In that regard, he added, military-to-military partnerships are being strengthened with African nations to ward off terrorist outrages like the bombings of U.S. embassies in Kenya and Tanzania in 1998 that killed far more Africans than Americans.

(The DOD program mirrors similar partnership efforts by the U.S. Government under the President's Emergency Plan for African Relief and other initiatives to help Africans fight the growing HIV/AIDS pandemic, which also threatens the future stability and development of the continent.)

Forty-four African nations sent representatives to the annual ACSS seminar, which works to upgrade the professional skills of African military and civilian leaders in areas like defense budgeting and securing a stable security environment.

According to an ACSS document, the event also "provides a forum for military and civilian leaders from across the African continent to share their experiences and work toward joint solutions to their common problems."

Addressing the February 10 plenary session, retired Marine Corps General Carl Fulford, who is now ACSS director said, "It is a declaration of our commander in chief [President Bush] that [terrorism] is of top importance." Therefore, he said, "pushing anti-terrorism as an element of security strategy" has become an important part of the ACSS training syllabus.

Kern said U.S. concern for terrorism on the continent rose sharply after September 11, 2001 -- the day the terrorist network al Qaeda, whose leader Osama bin Laden once lived and worked in Sudan, organized attacks in America that killed 3,000 people. "In mid-November 2001," he said, "Secretary of Defense Rumsfeld warned Sudan and Somalia, among other countries, not to harbor terrorists who were fleeing Afghanistan," where bin Laden had taken refuge and was being supported by its Taliban regime.

The United States was concerned about the situation in the entire Horn of Africa region. "Accordingly, in 2002, the United States created a Combined Joint Task Force for the Horn of Africa (CJTF-HOA) of U.S. soldiers based initially offshore and later in Djibouti," Kern explained. That force, now at 1,800 troops, is "engaged in a range of exercises and civil-military operations such as hospital and school renovation."

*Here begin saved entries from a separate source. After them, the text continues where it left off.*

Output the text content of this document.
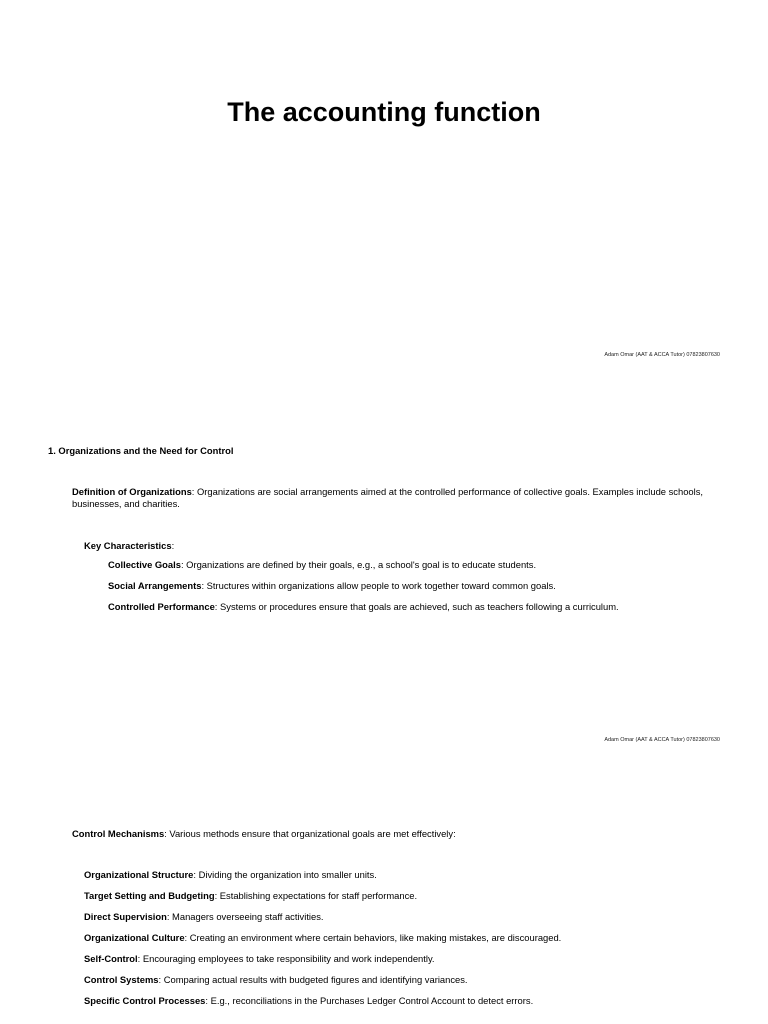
The accounting function
Adam Omar (AAT & ACCA Tutor) 07823807630
1. Organizations and the Need for Control
Definition of Organizations: Organizations are social arrangements aimed at the controlled performance of collective goals. Examples include schools, businesses, and charities.
Key Characteristics:
Collective Goals: Organizations are defined by their goals, e.g., a school's goal is to educate students.
Social Arrangements: Structures within organizations allow people to work together toward common goals.
Controlled Performance: Systems or procedures ensure that goals are achieved, such as teachers following a curriculum.
Adam Omar (AAT & ACCA Tutor) 07823807630
Control Mechanisms: Various methods ensure that organizational goals are met effectively:
Organizational Structure: Dividing the organization into smaller units.
Target Setting and Budgeting: Establishing expectations for staff performance.
Direct Supervision: Managers overseeing staff activities.
Organizational Culture: Creating an environment where certain behaviors, like making mistakes, are discouraged.
Self-Control: Encouraging employees to take responsibility and work independently.
Control Systems: Comparing actual results with budgeted figures and identifying variances.
Specific Control Processes: E.g., reconciliations in the Purchases Ledger Control Account to detect errors.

The CJTF effort in the Horn also includes "joint [military] exercises with local military forces because we do not desire any long-term presence in Africa beyond what is necessary to help to defeat terrorists, and we believe that ultimately it is the nations of the Horn which must defeat terrorism and keep it defeated."

Continuing to highlight East Africa, Kern pointed out that in June 2003, "President Bush announced a $100 million, 15-month Eastern Africa Counter-terrorism Initiative under which the United States is expanding and accelerating our counter-terrorism efforts with Kenya, Ethiopia, Djibouti, Uganda, Tanzania and Eritrea."

That program, he said, was designed to counter terrorism by focusing on coastal and border security; police and law enforcement training; immigration and customs; airport/seaport security; establishment of a terrorist tracking database; disruption of terrorist financing; and "community outreach through education, assistance projects and public information." Kenya, for example, will receive training and equipment for a counter-terrorism police unit aimed at "building an elite Kenyan law enforcement unit designed to investigate and react to terrorist incidents."

Another area of DOD concern in Africa -- the Sahel region -- is covered in a new program called the Pan Sahel Initiative (PSI), which Kern said is "a Department of State program (implemented by DOD and civilian contractors) designed to assist Mauritania, Mali, Niger and Chad in protecting their borders [and] tracking movements of persons."

The PSI initiative is a partnership involving 60 days of training for select country units, as well as equipment including Toyota Land Cruisers, uniforms and helmets, electric generators, fuel containers, communications gear and medical supplies, Kern said.

While equipment and training are an important part of U.S./African security partnerships, Kern told his audience: "We need to continue to listen to Africans as we develop initiatives and responses" to the threat of international terrorism. "I think we have done a good job so far, but we need to guard carefully against trying to dictate to our friends and allies in Africa."